En la decoración hay
que empezar cubriendo la superficie con un papel de estraza para
evitar manchas y derrames. Después colocaremos arenilla o serrín
y al fondo, en la pared o sobre una tabla, un papel de forrar
que haga de cielo. Podemos comprarlo con estrellas ya incluidas
o hacerlas a mano con forro de plata o purpurina. Para las
montañas, venden un papel fácil de arrugar sobre el que de vez
en cuando colocaremos trocitos de musgo.
Nacimientos originales
Si queremos iluminar
nuestro belén con luces, debemos colocarlas antes que el resto
de los objetos, entre las montañas, para ocultar los cables lo
más posible.
Los ríos, fuentes y
pozos son otros detalles que debemos prever con antelación. Para
darles un toque más realista, anímate a dejar de lado el papel
celofán y rellenarlos con agua de verdad.
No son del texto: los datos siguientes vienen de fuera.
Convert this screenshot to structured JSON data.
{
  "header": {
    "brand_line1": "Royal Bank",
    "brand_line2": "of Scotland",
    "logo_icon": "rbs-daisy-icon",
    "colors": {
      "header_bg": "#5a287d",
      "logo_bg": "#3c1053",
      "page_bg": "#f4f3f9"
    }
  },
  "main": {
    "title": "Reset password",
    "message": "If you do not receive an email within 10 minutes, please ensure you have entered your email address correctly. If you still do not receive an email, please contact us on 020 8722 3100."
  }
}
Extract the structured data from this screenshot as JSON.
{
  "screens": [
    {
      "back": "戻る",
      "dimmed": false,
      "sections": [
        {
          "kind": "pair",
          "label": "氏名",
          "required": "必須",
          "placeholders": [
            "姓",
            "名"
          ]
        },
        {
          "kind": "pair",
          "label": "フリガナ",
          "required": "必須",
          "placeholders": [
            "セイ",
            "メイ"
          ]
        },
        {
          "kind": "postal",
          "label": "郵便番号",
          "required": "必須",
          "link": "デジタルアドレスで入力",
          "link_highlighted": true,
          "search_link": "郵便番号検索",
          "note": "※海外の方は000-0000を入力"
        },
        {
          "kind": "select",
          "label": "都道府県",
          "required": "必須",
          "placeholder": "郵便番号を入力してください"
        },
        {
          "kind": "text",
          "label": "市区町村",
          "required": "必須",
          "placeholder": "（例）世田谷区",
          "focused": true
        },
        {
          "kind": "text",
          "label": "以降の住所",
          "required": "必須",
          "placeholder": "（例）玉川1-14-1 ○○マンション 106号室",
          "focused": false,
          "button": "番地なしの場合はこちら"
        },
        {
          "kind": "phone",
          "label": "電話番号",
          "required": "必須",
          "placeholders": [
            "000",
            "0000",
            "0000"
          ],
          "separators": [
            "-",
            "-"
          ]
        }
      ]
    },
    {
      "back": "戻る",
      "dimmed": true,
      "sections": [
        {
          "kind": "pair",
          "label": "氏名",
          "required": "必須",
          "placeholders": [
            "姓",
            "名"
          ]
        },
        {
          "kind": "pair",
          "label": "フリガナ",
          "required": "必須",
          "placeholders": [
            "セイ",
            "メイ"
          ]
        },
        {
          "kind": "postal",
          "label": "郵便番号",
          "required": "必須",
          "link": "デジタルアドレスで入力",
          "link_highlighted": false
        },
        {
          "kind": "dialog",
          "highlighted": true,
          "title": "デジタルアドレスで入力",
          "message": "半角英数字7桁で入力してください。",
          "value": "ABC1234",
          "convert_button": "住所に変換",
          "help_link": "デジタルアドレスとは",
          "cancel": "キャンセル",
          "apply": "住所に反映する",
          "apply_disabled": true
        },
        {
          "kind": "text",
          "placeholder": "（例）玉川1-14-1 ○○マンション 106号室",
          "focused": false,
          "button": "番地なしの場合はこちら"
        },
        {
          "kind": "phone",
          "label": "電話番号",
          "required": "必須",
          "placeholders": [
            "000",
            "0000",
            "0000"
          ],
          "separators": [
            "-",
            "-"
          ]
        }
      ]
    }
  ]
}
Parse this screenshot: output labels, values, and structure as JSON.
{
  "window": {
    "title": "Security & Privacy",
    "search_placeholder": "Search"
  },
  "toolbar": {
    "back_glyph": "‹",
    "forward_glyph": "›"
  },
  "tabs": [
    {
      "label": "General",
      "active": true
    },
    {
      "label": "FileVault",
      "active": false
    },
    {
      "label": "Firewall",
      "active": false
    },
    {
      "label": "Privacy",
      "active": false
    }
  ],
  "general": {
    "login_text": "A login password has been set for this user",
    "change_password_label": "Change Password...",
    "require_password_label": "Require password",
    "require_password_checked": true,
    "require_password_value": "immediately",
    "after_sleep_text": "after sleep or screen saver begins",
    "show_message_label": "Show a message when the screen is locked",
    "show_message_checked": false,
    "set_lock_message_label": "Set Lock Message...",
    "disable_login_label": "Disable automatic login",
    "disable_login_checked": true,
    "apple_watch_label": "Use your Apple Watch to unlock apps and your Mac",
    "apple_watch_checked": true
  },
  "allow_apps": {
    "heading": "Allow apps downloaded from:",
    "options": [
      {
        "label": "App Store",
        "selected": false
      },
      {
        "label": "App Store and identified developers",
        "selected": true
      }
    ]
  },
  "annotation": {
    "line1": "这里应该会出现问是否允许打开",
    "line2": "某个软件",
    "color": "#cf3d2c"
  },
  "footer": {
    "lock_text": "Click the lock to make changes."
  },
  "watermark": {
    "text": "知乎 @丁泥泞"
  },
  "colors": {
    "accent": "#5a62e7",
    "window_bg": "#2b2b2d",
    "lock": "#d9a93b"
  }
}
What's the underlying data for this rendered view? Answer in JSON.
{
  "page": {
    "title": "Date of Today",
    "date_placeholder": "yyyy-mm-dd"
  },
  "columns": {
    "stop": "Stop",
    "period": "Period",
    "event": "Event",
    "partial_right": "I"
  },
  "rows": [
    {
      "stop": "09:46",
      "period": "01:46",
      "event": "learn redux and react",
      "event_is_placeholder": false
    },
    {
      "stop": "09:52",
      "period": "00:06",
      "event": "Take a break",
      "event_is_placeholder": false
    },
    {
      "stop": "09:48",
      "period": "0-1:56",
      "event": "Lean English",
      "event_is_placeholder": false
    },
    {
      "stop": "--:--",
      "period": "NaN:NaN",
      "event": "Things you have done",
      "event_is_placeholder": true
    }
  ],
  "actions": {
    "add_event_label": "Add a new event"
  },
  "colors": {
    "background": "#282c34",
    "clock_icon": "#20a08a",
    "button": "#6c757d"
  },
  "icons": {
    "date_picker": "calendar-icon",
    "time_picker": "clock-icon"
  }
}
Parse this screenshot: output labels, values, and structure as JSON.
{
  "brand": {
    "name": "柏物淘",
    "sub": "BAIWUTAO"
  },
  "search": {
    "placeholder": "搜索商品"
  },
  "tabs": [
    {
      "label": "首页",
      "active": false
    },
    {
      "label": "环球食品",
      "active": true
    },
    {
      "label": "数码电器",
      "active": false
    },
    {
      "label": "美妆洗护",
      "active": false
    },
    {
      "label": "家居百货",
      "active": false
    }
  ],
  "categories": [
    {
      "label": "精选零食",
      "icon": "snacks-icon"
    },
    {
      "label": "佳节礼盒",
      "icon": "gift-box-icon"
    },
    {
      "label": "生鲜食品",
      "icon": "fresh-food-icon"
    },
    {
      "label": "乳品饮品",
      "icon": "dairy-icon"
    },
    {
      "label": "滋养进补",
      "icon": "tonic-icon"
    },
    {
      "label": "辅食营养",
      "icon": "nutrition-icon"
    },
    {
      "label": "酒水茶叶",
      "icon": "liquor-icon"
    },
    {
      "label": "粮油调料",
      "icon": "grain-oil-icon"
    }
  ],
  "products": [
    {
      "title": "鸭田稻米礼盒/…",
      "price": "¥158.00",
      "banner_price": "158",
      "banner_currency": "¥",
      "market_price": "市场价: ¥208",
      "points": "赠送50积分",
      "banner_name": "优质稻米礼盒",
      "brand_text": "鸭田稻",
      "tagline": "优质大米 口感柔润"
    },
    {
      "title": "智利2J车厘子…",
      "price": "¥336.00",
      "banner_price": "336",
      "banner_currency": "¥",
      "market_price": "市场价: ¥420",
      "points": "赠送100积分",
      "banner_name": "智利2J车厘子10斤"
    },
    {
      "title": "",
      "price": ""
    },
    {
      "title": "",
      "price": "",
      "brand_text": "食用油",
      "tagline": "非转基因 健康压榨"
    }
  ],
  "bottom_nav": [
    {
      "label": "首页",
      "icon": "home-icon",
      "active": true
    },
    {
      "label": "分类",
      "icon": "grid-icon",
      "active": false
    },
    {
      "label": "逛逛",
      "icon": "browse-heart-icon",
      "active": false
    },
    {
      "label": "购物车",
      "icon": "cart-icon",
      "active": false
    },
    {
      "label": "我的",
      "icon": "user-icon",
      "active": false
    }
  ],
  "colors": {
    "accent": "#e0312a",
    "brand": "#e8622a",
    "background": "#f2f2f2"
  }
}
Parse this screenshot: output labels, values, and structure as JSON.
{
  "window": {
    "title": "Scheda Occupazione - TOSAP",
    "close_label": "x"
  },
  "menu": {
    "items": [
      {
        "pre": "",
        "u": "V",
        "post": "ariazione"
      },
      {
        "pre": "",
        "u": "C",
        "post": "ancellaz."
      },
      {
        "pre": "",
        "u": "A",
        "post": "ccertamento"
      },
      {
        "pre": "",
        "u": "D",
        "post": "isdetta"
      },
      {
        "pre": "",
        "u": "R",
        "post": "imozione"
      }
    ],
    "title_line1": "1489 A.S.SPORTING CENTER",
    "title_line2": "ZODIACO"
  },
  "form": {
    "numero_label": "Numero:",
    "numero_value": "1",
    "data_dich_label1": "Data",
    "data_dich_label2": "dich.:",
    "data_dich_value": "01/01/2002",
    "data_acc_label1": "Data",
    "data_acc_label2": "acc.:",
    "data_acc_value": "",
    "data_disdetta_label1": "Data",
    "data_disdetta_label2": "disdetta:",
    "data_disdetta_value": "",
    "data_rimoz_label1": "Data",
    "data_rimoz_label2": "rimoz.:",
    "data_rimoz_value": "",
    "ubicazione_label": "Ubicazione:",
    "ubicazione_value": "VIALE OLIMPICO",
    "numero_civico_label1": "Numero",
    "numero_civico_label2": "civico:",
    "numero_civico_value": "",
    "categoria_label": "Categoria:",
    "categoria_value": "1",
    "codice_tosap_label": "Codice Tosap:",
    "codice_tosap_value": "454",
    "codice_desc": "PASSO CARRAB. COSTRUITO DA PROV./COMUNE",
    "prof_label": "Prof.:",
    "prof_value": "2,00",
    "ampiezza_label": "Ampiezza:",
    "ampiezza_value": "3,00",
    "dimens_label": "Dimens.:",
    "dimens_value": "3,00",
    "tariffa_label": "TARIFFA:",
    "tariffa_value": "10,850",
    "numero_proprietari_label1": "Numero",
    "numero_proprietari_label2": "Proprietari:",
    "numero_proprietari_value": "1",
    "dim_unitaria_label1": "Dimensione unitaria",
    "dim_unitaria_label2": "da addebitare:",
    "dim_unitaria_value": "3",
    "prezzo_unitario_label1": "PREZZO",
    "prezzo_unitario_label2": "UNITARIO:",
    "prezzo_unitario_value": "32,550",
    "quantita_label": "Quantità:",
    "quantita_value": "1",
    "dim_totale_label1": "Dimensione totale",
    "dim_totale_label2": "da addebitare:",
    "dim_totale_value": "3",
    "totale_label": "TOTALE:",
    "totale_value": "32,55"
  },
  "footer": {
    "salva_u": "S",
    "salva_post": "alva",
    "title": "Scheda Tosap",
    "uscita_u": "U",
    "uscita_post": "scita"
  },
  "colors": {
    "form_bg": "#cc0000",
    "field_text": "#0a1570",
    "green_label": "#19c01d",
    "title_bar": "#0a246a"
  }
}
El río puedes montarlo
tú mismo con uno o varios recipientes alargados de plástico
excavados entre la arenilla del suelo.
Para que tu pesebre sea
el más original, echa a volar tu imaginación y elabóralo por ti
mismo. Se han llegado a hacer Nacimientos en plena playa o en el
fondo del mar.
Una idea es comprar las
figuras de escayola sin pintar para decorarlas a tu gusto, o
bien hacerlas de plastilina, lápices o cartulina. En este último
caso, no olvides poner una pestaña en la base de las figuras que
doblará a un lado y a otro para que se sostenga al colocarla.
Si se te dan bien los
trabajos manuales, puedes dar un paso más y hacer tu pesebre
artesanal con figuras de madera o de corcho. Si no, seguro que
te resultará más fácil dejar su huella en el resto de la
decoración. Cualquier material es válido: papel pinocho para la
vegetación, semillas y frutos secos para el suelo, carbón para
las montañas... y en el cielo un collage de cartulina con huecos
forrados de papel transparente para las estrellas.